Analogue Video Interfaces
Due to their wide bandwidth, analogue television signals are always distributed via coaxial cables. The technique known as matched termination is universally applied. In this scheme, both the sender impedance and the load impedance are set to match the surge impedance of the line itself. This minimizes reflections. Standard impedance in television is 75 Ω. A typical interconnection is shown in Figure 28.9. Note that matched termination has the one disadvantage that the voltage signal arriving across the receiver’s termination is half that of the signal EMF provided by the sender. Standard voltage levels (referred to earlier) always relate to voltages measured across the termination impedance.
Digital Video
In order to see the forces that have led to the rapid adoption of digital video processing and interfacing throughout the television industry in the 1990s, it is necessary to look at some of the technical innovations in television during the late 1970s and early 1980s.

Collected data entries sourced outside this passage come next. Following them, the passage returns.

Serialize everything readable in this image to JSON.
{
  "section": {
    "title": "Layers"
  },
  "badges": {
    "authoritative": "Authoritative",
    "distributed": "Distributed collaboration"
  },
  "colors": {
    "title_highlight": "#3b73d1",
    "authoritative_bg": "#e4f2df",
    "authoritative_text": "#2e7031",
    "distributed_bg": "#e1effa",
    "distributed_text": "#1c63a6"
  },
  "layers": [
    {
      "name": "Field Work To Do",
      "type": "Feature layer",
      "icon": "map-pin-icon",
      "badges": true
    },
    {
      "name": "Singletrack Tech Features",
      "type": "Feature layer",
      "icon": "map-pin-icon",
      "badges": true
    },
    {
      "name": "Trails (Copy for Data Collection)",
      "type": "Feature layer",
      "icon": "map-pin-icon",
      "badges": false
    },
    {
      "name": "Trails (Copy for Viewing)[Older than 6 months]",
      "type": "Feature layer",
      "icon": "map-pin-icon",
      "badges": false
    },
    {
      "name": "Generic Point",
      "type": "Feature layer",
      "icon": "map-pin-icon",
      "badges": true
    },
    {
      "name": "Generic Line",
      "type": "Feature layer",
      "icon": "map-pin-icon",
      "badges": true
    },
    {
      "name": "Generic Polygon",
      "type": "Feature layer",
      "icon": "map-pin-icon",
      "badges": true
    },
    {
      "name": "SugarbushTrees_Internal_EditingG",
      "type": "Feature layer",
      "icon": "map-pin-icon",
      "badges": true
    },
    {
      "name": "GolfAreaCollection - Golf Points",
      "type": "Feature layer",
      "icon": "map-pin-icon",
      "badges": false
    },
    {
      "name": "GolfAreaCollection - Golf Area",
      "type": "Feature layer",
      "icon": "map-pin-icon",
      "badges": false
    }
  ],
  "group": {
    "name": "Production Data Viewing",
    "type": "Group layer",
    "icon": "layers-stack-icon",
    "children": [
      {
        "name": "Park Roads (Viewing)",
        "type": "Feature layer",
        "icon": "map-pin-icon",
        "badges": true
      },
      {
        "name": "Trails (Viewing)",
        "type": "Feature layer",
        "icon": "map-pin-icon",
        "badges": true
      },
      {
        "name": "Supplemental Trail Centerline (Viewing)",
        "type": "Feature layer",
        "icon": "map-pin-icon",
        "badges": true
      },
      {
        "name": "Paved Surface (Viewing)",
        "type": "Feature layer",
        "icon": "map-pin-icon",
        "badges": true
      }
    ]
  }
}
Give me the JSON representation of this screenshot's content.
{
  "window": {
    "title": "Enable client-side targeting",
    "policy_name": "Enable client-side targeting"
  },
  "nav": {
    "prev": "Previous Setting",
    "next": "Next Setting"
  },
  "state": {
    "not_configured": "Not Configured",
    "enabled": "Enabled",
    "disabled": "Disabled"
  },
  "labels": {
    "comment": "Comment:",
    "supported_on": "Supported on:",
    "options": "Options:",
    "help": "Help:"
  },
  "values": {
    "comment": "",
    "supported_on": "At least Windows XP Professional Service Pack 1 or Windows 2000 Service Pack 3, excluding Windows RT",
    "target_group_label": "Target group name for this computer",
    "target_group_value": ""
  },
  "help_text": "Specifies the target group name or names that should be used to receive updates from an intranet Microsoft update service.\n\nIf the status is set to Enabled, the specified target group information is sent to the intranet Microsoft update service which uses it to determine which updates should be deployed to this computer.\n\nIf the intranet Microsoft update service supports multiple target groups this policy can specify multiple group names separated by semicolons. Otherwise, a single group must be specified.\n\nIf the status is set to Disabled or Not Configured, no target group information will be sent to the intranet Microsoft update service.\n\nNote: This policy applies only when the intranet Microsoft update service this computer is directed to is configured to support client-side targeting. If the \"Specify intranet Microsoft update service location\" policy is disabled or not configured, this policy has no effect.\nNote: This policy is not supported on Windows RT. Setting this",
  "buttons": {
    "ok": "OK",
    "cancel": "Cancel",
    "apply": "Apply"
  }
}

The NTSC and PAL television systems described earlier were developed primarily as transmission standards, not as television production standards. As we have seen, because of the nature of the NTSC and PAL signal, high-frequency luminance detail can easily translate to erroneous color information. In fact, this cross-color effect is an almost constant feature of the broadcast standard television pictures and results in a general “business” to the picture at all times. That said, these composite TV standards (so named because the color and luminance information travel in a composite form) became the primary production standard mainly due to the inordinate cost of “three- level” signal processing equipment (i.e., routing switchers, mixers), which operated on the red, green, and blue or luminance and color-difference signals separately. A further consideration, beyond cost, was that it remained difficult to keep the gain, DC offsets, and frequency response (and therefore delay) of such systems constant, or at least consistent, over relatively long periods of time. Systems that did treat the R, G, and B components separately suffered particularly from color shifts throughout the duration of a program. Nevertheless, as analogue technology improved, with the use of integrated circuits as opposed to discrete semiconductor circuits, manufacturers started to produce three-channel, component television equipment that processed the luminance, R-Y and B – Y signals separately. Pressure for this extra quality came particularly from graphics areas, which found that working with the composite standards resulted in poor quality images that were tiring to work on, and where they wished to use both fine detail textures, which created cross-color, and heavily saturated colors, which do not produce well on a composite system (especially NTSC).
So-called analogue component television equipment had a relatively short stay in the world of high-end production largely because the problems of intercomponent levels, drift, and frequency response were never ultimately solved. A digital system, of course, has no such problems. Noise, amplitude response with respect to frequency, and time are immutable parameters “designed into” the equipment—not parameters that shift as currents change by fractions of milliamps in a base-emitter junction somewhere! From the start, digital television offered the only real alternative to analogue composite processing and, as production houses were becoming dissatisfied with the production value obtainable with composite equipment, the death knell was dealt to analogue processing in television.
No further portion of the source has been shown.